Looking at pictures to see where we'd have to hike on the unmarked trail...very tough day
Looking at pictures to see where we’d have to hike on the unmarked trail…very tough day

From there, I was talked into my first “cycle-tour”. Conveniently, my said Danish friend is cycle-touring himself and had all the fixings for riding bikes for three days along the Ruta de Sieta Lagos. This is a popular, scenic route from Villa La Angostura to San Martín de los Andes, roughly 110km. It is windy and hilly, with a deep blue lake around every corner. I absolutely loved traveling this way…such a peaceful pace, allowing for stops and interactions along the way that you just can’t get on a bus. Swimming in the lakes at lunch, taking a wine break in the sun, racing the storm into town on the last day…it was amazing.





My affair with nature continued to the town of Pucón in Chile.

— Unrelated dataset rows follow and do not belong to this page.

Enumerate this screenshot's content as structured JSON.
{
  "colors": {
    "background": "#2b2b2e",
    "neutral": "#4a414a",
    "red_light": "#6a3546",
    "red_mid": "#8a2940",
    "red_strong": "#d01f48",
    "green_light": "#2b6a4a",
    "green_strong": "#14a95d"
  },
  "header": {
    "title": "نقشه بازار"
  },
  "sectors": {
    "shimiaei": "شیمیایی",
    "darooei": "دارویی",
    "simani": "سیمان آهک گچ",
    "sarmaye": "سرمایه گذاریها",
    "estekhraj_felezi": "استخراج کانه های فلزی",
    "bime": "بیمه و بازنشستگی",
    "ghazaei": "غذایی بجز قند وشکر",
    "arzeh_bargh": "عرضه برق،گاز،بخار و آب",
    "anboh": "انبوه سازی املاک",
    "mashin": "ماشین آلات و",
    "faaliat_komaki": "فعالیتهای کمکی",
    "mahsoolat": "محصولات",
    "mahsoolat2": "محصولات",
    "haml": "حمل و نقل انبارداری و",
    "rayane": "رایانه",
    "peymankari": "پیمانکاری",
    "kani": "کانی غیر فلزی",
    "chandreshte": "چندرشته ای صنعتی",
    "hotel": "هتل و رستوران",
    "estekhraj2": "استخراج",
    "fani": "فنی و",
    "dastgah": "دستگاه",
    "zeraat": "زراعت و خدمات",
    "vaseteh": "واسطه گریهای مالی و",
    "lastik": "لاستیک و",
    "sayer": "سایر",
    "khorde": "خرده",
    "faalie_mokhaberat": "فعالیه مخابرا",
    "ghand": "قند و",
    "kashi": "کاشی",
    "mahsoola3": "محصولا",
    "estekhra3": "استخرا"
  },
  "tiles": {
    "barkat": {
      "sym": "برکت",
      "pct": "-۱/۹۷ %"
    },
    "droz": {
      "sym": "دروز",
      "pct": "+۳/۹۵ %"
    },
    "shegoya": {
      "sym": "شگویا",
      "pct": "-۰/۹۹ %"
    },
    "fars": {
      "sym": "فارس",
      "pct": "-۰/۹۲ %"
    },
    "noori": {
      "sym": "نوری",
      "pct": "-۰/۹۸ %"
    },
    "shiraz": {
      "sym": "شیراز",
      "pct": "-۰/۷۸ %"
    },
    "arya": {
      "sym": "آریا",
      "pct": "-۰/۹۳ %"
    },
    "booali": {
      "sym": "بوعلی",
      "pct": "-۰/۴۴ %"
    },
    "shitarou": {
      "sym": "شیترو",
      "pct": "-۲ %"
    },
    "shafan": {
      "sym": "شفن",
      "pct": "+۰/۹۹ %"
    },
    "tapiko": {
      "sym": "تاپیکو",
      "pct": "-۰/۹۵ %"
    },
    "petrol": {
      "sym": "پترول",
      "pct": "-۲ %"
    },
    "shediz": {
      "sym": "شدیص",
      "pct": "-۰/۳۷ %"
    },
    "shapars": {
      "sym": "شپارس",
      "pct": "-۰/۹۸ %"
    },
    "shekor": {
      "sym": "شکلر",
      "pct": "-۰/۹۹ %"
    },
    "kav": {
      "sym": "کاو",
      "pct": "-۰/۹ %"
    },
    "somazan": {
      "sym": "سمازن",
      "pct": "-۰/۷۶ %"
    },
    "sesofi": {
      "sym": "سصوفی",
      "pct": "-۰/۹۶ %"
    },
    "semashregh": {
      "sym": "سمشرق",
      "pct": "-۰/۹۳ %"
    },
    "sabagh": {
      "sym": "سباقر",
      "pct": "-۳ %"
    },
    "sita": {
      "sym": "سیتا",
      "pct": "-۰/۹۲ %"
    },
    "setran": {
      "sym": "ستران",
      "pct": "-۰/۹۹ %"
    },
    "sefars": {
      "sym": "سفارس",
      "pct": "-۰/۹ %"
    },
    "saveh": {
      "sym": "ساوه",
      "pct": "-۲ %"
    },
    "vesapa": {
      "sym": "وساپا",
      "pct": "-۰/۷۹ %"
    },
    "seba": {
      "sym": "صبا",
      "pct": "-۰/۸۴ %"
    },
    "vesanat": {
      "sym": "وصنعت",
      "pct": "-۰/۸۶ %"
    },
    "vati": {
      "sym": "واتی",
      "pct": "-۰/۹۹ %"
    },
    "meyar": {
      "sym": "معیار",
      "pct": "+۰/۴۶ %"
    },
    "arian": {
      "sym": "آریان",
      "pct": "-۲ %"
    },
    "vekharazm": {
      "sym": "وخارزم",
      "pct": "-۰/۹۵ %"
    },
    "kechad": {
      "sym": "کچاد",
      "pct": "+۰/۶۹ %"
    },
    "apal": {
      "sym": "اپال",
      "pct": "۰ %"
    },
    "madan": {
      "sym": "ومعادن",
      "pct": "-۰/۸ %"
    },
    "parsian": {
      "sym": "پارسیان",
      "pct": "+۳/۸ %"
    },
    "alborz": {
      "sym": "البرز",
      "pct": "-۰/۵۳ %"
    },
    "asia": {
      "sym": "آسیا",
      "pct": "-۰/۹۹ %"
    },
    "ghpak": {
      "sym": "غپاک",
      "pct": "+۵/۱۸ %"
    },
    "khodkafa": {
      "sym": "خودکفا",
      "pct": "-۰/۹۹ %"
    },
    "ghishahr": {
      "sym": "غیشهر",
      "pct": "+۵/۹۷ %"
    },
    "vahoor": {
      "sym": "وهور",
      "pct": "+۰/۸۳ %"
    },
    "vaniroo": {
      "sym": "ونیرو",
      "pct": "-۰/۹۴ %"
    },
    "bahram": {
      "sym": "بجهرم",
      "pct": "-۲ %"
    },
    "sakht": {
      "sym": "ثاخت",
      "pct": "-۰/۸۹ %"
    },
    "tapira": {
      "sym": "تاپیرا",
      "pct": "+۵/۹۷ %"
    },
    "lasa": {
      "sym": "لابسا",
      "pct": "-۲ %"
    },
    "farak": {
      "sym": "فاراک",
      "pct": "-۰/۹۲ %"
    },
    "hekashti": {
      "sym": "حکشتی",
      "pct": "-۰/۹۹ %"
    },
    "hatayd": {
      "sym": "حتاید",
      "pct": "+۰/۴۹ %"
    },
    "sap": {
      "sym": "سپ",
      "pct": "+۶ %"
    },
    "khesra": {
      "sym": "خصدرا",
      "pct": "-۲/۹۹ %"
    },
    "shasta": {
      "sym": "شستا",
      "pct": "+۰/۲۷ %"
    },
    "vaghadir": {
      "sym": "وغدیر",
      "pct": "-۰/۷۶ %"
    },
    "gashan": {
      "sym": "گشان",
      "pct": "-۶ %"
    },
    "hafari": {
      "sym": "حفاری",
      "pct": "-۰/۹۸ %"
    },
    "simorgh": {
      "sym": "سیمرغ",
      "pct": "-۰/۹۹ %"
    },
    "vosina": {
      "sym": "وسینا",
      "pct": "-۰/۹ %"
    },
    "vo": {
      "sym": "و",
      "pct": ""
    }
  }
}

There is a massive, active volcano that stands watch over the town, with a daily siren test and evacuation signs to remind you of this. And I have great news…you can climb it!

Volcán Villarica
Volcán Villarica

It was a strenuous intense day, starting with a gorgeous, pink-dominated sunrise over neighboring volcanoes. We skipped the ski lift that the rest of our group took up the first third of the peak. I’ve never been a morning work-out person, and this portion did not change my mind. Our guide pushed us to catch up with the group and we did just on time to put on crampons and take out our ice axes…which does make you feel rather hard core! We were racing the impending weather and rushed to the top where we were met by 40mph winds. Clouds whipped by us as if we were in a live time-lapse video…blue skies one second, total whiteout the next. The views were ridiculous…snow-capped volcanoes in every direction, a mysterious mist, the crater itself of Volcán Villarica. The next day we rewarded our bodies with a 4 hour soak in natural hot springs, total bliss!





The towns continued to impress as well. I ate my weight in chocolate in Bariloche, we sat with wine and chocolate all night watching live bands play at the Chocolate Festival for Easter (Pascua), and we accidentally stumbled upon ‘tango night’ at a local bar in San Martín. I sat grinning at the amazing talent of 5 or 6 local couples who sauntered around the dance floor doing the tango in all its sexiness.

Finishing touches on the world's largest chocolate egg for the Bariloche chocolate festival
Finishing touches on the world’s largest chocolate egg for the Bariloche chocolate festival
Bariloche at sunset
Bariloche at sunset
pope mania
pope mania
choripan at the festival
choripan at the festival

I had no idea I would spend so much time in the lake district, and it was hard to leave. 30+ hours of bus rides up north and across the Andes landed me back in Argentina in the warm, sunny Mendoza. If you need me I will be at one of the nearby wineries…might be hard to find me though, I hear there’s over 1,000!

9 thoughts on “My Affair with Nature

  1. Absolutely amazing sites! I like the refugio retemal. Looks like you should sleep on sheepskin instead of a mattress. How tall is the volcano? You bring them all to life in your story and photos. I’m up for biking as long as it’s flat.

  2. Awesome!! I love to hear about where you went. What does being in love with the wild feel like? So hard to describe. When was your heart pounding? What made you laugh? What made you cry? How cold was the water? Just curious. love, Mom JoAnne McElroy

  3. Erin,
    Breathtaking, and we’re all living vicariously through you! Thanks for sharing through your beautiful pictures and words.

  4. I love following you on your journey. Not only are you a wonderful writer but an accomplished photographer as well. All humanity should have the opportunity to see what you are seeing.